Ethics of patient bathing
- 1Mar 24, '09 by discontentmentCould someone please help me with this delimna.
First and foremost, I want to start this off by saying.... I dont mind to bathe a patient. I quit one job and took another with a lower patient ratio in order to be able to bathe patients and provide better care for my patients on a daily basis. Herein lies the problem. In working one night recently, i had three patients (work on a icu stepdown unit), one patient was on bedrest till the mornining and didnt want to bathe until he could get up a poop on the commode, he wanted to bathe himself. Another was an 80 yo with PNE, HCAPS she was asked at MN replied it was too late, then asked again at 5 am, replied it was too early. It was explained to her that days may be too busy and would she like to go ahead and bathe now..... still the answer was no (mind you she had had xanax and sonata at 10p before i assumed her care and was quite sleepy) and another patient was a trauma patient, she was tachy, hypertensive, humerus broken in 3 places (not fixed yet) scaplula broken and orbital fractures, and t11-t12 fracture. she was asked multiple times, she was extremetly anxious, she didnt want to be touched, she had a 100% non rebreather on and would desat quickly without it.... wouldnt allow it to be put around her head, she had a washcloth holding it in place. she refused the multiple times she was asked.
all three of the patients were A/O X3, there were no overt signs of filth, infection or otherwise.
the problem? my nurse manager was asking coworkers today if they felt that the patients really felt that way about getting a bath .
I feel that it is unethical to force someone to bath when they do not want to...... AM I wrong???????
Please feel free to be honest.....
I am really perplexed at why you wouldnt just ask the patient if they had been asked to bathe?????
- 0Mar 24, '09 by mochabeanI know that me and the other nursing assistants I work with are fed up with patients who want to be bathed late in the afternoon. During that time of day we have vitals, accuchecks, discharges, new admits, etc. We give patients until 11am to get bathed. The patient will be asked at least 3 times if they want to bathe and if they refuse, then that is charted. You can't force someone to take a bath unless they're really funky.

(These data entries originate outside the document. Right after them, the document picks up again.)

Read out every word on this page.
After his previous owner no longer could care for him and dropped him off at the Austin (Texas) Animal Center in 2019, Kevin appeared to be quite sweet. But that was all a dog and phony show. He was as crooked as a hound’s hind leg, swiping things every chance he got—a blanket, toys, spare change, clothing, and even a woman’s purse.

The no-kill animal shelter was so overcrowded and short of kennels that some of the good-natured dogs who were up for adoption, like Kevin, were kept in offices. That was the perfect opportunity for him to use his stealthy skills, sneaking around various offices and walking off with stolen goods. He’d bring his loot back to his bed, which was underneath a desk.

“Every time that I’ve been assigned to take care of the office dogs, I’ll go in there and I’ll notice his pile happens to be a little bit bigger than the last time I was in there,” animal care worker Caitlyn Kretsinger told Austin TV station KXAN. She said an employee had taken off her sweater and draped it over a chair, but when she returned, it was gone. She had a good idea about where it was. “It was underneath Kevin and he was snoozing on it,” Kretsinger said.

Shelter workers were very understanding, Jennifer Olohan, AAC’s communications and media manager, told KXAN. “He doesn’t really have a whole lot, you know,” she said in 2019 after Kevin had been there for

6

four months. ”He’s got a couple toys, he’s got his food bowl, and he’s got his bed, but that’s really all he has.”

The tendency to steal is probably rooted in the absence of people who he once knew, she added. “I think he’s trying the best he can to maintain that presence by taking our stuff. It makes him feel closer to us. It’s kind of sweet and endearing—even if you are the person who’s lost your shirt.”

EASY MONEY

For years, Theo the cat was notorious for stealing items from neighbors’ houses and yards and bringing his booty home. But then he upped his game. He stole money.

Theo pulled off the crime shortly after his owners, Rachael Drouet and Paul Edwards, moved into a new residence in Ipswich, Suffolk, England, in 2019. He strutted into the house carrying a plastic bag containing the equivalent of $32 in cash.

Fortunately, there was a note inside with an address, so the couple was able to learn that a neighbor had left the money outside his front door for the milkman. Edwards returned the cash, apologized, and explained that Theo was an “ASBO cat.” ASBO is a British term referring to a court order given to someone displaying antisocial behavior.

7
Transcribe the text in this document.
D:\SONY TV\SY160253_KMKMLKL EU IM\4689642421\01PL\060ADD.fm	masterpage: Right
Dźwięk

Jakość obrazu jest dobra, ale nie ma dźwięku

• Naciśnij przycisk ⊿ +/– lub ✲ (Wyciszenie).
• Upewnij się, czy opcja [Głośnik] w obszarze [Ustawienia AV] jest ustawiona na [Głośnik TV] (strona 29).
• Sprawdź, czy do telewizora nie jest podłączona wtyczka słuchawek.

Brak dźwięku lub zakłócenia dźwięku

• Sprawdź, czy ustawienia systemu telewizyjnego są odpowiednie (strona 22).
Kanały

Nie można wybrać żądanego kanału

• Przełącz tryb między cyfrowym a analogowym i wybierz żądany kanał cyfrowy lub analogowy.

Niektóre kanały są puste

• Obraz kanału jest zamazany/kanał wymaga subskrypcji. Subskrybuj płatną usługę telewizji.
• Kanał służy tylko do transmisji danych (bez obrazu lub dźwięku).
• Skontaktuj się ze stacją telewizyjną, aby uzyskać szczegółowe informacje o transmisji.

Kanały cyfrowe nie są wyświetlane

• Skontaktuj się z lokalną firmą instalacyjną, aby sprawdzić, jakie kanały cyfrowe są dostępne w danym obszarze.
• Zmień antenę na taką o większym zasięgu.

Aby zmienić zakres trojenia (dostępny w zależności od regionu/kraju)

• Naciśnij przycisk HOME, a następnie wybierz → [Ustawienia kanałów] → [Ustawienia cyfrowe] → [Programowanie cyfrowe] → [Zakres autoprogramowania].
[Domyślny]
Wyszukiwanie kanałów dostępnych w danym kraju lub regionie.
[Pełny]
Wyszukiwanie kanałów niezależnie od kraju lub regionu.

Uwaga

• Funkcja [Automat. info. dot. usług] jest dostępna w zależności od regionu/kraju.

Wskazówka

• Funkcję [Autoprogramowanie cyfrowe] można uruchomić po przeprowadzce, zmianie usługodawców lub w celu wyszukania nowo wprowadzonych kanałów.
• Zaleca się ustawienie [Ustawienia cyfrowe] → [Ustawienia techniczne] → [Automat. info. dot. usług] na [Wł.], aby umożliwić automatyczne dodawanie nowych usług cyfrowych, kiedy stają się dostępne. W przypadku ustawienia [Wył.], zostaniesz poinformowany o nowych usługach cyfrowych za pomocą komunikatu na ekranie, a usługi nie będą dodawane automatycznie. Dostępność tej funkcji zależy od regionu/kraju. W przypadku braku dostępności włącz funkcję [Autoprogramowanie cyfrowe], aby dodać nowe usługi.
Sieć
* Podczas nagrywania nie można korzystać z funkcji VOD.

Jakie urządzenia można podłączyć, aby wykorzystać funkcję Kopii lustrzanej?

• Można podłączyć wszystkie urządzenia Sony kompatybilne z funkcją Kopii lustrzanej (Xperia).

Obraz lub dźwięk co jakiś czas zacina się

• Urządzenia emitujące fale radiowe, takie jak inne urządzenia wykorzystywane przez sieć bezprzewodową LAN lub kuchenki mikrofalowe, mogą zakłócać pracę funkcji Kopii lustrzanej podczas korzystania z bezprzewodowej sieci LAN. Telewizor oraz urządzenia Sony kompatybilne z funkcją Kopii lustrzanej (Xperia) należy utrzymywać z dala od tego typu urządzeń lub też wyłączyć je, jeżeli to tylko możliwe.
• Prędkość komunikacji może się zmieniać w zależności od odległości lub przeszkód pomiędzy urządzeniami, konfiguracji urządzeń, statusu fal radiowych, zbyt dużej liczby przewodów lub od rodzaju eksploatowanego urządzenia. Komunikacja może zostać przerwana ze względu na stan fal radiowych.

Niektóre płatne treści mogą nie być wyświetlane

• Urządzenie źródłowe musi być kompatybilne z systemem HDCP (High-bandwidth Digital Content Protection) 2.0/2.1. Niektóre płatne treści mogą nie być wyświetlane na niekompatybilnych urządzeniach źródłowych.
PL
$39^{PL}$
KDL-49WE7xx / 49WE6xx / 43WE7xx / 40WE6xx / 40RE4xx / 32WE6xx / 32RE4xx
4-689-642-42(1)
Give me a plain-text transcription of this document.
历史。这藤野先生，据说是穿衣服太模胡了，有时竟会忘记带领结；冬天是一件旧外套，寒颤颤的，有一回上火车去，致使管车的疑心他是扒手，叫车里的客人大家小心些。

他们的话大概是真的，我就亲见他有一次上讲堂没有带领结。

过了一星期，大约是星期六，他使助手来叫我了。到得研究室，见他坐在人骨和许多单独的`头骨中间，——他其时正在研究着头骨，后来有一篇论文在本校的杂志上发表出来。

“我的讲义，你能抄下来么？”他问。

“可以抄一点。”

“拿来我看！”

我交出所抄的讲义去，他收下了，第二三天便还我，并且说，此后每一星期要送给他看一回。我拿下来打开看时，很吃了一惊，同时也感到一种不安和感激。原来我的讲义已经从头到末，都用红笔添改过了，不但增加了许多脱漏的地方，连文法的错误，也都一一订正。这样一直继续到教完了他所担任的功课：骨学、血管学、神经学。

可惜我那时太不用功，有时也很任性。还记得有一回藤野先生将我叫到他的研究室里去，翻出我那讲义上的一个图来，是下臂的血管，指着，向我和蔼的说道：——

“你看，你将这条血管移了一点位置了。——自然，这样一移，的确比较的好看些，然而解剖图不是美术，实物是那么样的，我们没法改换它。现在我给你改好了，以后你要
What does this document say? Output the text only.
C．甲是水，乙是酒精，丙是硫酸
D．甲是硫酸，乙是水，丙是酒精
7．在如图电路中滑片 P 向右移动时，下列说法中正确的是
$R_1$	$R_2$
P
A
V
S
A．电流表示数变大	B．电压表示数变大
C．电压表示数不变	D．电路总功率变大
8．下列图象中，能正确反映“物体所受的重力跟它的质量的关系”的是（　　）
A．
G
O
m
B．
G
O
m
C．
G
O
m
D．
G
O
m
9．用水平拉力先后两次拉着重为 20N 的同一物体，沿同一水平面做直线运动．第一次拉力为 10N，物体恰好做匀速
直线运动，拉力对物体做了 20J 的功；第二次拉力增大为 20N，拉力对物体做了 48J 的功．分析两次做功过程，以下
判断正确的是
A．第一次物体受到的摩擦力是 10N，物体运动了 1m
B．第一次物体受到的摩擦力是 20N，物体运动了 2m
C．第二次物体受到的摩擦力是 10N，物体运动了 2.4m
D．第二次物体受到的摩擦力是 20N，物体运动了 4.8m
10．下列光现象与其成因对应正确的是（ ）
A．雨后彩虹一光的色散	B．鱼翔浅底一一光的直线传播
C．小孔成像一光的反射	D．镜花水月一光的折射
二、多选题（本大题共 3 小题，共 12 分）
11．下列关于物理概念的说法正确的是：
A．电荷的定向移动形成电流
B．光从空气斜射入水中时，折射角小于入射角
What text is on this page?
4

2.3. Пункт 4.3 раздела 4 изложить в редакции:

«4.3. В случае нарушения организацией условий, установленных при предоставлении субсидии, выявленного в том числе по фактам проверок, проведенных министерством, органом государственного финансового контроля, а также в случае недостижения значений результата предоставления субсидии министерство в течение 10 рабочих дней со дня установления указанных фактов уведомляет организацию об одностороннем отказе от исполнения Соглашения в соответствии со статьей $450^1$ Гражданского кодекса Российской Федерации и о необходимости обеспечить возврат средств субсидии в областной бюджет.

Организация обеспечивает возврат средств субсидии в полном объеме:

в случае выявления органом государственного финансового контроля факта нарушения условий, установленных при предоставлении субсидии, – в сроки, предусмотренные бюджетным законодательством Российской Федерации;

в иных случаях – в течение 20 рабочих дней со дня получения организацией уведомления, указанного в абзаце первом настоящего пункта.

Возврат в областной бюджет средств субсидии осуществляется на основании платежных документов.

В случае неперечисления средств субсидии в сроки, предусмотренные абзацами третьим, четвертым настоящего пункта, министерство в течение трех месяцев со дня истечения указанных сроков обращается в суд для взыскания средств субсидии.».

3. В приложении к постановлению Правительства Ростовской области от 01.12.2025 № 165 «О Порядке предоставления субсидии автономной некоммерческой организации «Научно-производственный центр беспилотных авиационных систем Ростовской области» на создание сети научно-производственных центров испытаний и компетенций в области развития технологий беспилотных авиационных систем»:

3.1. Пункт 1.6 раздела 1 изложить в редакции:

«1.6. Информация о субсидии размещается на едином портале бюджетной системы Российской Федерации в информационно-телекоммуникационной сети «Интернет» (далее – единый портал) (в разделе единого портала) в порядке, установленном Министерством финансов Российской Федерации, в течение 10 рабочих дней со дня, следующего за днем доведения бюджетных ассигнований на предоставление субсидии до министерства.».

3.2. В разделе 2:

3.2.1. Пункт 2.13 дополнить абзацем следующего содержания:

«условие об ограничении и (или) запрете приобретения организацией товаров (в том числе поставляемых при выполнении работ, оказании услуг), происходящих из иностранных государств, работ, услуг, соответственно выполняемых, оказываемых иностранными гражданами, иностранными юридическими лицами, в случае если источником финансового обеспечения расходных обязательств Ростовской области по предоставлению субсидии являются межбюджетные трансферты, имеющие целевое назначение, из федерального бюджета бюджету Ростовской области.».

- 1Mar 24, '09 by michelle126THis is such a big issue in LTC. Management thinks every one must get a bath as scheduled or else. LOL. Hey, you ask, remind them that is is best for xyz purpose or that you might not be able to do it at xyz time then you chart of pt refusal. Heaven forbid you don't chart that you went thru hoops to give them a bath...you might be looked at as being lazy.
- 0Mar 24, '09 by retiredladyIf it's ltc, ask the patient what time he bathed at home. My father is in one and he gets so mad when they want to bathe him in the morning (usually when Price is Right is on, ha, ha) he always took one in the evening, but now takes one in the afternoon, but not when his favorite afternoon show is on. In the hospital, it should be offered and they can refuse. But, when I have talked to several people who have recently have been in the hospital, it wasn't even offered unless asked. If I am visiting, I will change the bed for them (cause I know that can help) and I always get thank yous.
- 1Mar 24, '09 by rn2bnwii would have a fit if i was in the hosptial and someone was waking me up all night trying to give me a bath. for goodness sake they need their sleep. i have gone to A LOT Of facilities and have only given a night shift bath once and that was a their request. the place i go to now most has had one pt asking for a night shift spa but we couldn't safely staff the other pts to accomodate that request otherwise we have done it.
- 3Mar 24, '09 by rnmi2004I'm thinking the main reason they refused was because it was night shift. You can offer, but they can refuse.
I'll be honest--if I were the patient who had the Xanax & Sonata, and then was asked repeatedly if I wanted to bathe--I'd be pretty irate.
I think that patient's need to get at least a few hours of uninterrupted sleep at night takes precedence over bathing, and it should be done during day hours. I'm not talking about ventilated/sedated patients in the ICU, but those who are with it enough to communicate their wants and needs.
- 2Mar 24, '09 by Batman24Asking a patient who takes meds at 10pm who is sleepy if they want a bath at midnight and again at 5am is a waste of time. She's drugged and tired and that is too late and too early unless she's had accident. I agree with her.
Asking an already anxious trauma patient again and again throughout the night if they want a bath when they are afraid of not being able to breathe will only make them more anxious. Let them be.
It's best to let them get their rest and do a little clean up when they are awake especially if they aren't incontinent or smelly.